Terroirs and Tasting Notes
Terroirs – generally taken to mean the climate and the soil in which grapes are grown and wine is made – are essential to the character of a wine. But Trevor and Boulevard Napoleon winemaker, Benji Darnault, add ‘people’ to their definition of the term. The people involved in the evolution of a wine inevitably put their stamp on it, manipulating the taste of a developing wine to their preference according to how the weather and the soil have behaved in a given year: characters beget character. As Trevor says, “our wines must have a vernacular, because they are of us, and there must be an austerity to them, to echo how we cook.”

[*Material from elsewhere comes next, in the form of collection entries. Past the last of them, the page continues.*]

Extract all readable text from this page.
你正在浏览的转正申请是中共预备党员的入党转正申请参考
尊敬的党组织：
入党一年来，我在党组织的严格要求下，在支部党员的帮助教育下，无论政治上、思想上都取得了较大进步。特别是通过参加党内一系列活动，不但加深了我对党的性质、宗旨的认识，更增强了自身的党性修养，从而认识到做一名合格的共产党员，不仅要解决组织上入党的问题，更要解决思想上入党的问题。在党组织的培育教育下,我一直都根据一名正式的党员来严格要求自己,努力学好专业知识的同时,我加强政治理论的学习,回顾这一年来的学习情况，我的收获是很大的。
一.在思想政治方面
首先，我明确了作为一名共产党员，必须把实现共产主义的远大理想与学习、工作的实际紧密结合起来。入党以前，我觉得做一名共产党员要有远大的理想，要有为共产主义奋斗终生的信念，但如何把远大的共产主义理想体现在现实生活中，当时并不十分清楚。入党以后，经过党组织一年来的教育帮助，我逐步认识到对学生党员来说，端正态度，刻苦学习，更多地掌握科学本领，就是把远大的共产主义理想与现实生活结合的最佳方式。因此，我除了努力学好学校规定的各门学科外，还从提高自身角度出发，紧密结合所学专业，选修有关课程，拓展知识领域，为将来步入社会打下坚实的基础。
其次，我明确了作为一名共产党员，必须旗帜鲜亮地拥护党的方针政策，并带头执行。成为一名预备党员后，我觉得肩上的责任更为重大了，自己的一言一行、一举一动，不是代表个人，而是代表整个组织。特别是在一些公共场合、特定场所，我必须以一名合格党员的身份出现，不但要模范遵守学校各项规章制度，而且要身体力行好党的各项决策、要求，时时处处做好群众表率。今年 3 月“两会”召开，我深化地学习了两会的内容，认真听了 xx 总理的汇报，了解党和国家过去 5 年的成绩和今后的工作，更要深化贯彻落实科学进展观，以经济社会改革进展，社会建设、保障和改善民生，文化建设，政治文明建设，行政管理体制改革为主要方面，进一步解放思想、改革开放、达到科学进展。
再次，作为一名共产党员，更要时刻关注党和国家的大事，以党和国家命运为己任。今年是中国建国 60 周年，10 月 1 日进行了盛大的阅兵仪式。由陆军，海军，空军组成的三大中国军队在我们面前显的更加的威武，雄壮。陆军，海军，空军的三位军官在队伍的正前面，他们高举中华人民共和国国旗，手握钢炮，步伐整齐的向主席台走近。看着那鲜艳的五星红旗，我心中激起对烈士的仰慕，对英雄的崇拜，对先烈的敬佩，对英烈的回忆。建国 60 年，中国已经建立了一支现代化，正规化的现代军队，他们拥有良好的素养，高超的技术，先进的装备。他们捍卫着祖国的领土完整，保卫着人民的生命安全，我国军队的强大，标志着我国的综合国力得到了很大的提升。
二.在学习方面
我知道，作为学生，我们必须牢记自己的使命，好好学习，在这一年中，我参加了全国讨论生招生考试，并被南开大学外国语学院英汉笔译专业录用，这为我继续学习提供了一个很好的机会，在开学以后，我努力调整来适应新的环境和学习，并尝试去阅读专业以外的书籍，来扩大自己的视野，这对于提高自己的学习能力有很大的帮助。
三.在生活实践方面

Much of the vineyard area in and around La Liviniere, the Languedoc village in which we make our Boulevard Napoleon label, is composed of schistes – a rocky, limestone-rich soil, made up of large, light grey slabs that make a pleasing ‘chink’ when walked on. Vines have to work hard for water but are well-fed by the mineral-rich ground. Our climate can be one of almost apocalyptic extremes: wildly hot summers, of a kind where apricots and figs are falling effortlessly from their trees by mid-June, and violent winters, when violent rain, wind and hail are not unusual.
An important feature of Languedoc’s terroirs is garrigue, the term used to describe the profile of the scrubland around the vineyards. It’s equivalent to what we’d call moorland or heath in the UK, brimming with fragrant, oily plants which collectively offer an essential tasting note to the region’s wines, the likes of thyme, lavender, rosemary, dwarf oak and parasol pine.